Begonias are a beautiful and popular house and garden plant, and have been for many years. The variety of leaf and blossom colors and textures is beyond impressive, the plant is fairly easy going so long as it is kept warm, and in most cases propagation is very easy. Begonias typically come in two varieties; tuberous and wax. A relatively new hybrid of the two, Hiemalis, or Rieger begonias provide the beauty and charm of a traditional begonia, while combining the technical benefits of both varieties.

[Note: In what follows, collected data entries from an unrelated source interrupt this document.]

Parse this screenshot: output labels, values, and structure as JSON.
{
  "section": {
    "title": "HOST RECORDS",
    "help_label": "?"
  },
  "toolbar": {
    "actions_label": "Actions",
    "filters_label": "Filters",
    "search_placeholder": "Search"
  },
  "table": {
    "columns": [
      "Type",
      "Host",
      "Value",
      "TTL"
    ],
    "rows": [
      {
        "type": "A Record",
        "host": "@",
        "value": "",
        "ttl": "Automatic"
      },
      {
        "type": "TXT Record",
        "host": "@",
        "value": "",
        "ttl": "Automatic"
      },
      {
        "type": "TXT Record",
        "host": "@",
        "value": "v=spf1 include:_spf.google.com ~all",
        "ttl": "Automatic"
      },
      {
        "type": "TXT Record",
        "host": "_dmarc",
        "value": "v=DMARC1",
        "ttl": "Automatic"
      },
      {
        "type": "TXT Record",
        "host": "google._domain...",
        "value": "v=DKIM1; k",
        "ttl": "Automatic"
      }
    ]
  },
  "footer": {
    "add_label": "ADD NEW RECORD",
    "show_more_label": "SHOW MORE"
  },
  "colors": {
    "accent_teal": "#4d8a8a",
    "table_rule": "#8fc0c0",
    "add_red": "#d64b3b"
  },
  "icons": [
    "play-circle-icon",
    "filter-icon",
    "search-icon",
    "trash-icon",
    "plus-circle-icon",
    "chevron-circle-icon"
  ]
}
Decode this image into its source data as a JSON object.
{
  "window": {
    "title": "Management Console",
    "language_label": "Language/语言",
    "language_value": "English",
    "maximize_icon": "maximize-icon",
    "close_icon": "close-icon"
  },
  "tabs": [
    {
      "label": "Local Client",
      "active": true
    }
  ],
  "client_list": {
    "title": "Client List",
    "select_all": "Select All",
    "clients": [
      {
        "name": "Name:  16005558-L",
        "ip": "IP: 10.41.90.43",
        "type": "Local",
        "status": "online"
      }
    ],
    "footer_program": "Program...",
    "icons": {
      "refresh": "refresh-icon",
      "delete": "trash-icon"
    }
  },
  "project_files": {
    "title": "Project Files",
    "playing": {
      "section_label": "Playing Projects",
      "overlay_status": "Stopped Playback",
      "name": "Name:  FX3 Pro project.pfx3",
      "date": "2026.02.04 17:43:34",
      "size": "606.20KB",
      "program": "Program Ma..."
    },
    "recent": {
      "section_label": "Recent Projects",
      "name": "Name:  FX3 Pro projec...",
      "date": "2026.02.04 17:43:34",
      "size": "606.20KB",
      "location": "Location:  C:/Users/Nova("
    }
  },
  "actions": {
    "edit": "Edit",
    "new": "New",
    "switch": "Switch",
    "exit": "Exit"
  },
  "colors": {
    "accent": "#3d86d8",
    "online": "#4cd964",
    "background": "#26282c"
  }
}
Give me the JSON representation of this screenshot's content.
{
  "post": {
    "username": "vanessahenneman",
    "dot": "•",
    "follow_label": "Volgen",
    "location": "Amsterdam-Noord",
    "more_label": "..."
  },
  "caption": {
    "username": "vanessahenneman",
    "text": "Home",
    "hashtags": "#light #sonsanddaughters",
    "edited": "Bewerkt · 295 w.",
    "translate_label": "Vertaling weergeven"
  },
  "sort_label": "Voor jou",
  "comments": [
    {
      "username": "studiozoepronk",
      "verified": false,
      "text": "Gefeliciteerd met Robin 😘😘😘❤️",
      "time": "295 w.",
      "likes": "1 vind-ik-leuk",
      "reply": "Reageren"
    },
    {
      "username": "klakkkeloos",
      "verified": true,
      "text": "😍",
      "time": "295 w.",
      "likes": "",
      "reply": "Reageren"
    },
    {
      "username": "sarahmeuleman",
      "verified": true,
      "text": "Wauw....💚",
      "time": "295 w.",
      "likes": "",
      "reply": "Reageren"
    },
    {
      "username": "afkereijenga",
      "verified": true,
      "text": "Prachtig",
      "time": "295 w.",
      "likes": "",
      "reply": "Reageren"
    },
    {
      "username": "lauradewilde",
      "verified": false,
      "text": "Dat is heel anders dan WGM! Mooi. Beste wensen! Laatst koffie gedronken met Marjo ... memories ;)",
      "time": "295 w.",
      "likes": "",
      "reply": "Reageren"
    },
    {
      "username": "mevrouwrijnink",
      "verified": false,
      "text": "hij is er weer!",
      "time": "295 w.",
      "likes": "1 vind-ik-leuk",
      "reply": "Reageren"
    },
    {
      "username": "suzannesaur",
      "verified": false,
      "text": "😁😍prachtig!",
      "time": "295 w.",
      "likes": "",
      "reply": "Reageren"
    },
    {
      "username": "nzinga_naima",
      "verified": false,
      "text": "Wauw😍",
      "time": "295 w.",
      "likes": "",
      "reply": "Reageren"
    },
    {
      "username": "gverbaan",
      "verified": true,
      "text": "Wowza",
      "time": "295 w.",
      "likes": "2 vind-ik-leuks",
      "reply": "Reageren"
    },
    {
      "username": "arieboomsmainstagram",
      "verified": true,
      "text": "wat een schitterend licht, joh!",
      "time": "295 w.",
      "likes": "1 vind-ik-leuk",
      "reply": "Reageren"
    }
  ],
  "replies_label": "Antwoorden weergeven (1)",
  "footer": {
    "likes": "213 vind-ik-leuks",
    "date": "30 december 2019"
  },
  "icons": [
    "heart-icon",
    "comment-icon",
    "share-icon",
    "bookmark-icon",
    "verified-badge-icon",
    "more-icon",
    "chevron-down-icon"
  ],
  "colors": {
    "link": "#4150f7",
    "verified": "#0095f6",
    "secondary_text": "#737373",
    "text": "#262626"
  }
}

Enough with the geeky stuff.
Begonias were one of my Grandma Betty’s favorite plants. When preparing for her funeral last April, my aunts arranged a number of beautiful baskets of plants to decorate the hall, including several lovely varieties of begonia. At the end of the reception, we were asked to take plants from these baskets if we so desired. I selected two plants; Sophia, a pale pink blossom, with darker, outlined edges and rich, grassy green foliage, and Hilda, a rich red double blossom and beautiful dark green foliage with red hints. At the time, I was more concerned with having these plants from my grandmother’s funeral, and with getting them home on the airplane, than with what the little markers said about them. It wasn’t until later that the significance of this interesting hybrid made an impression.
Sadly, shortly after arriving home from the funeral, I discovered that Sophia was badly infected with aphids, and was unable to save the plant. Fortunately, the two plants had been placed in completely different rooms, so Hilda stayed safe from the bugs, and began to flourish in her north-facing window. Now, Hilda resides on the desk in my office. She’s under a bank of fluorescent lights that remain on all night, and hasn’t bloomed since her first few months in my possession. I’m afraid I’ve let her run a little wild, and she’s leggy and in need of some careful pruning, but she is still a thriving plant, and even without blossoms, she’s delightful.
What is most interesting to me about this particular hybrid? Because it is a cross between a tuberous begonia, propagated through rhizome splitting, and a wax begonia, propagated via cuttings, my Hilda can actually be propagated both ways. She’s looking like a few different plants right now, so I’ll be taking cuttings from her most impressive branches, and once they are established, I’ll dig the rest of her up and split the rhizomes. I’m also considering moving her daily to give her a night cycle and force blooming again, but I won’t do that until the new cuttings are established in good, fresh soil. Perhaps then I’ll be able to provide pictures in all her glory.
I never considered myself much of a green thumb. But suddenly both my sister and I are finding an interest in, and a certain amount of skill with, plants of various kinds. Perhaps it’s genetic. In any case, the older I get, the more my plants intrigue me, and delight me, and comfort me. Having such a lovely thing flourish under your care is quite a thing, and taking a few moments a day to trim, water, inspect, etc., as the case requires, is always a breath of calm.
With that in mind, I can assure you this won’t be the last time you read about these green beauties of mine.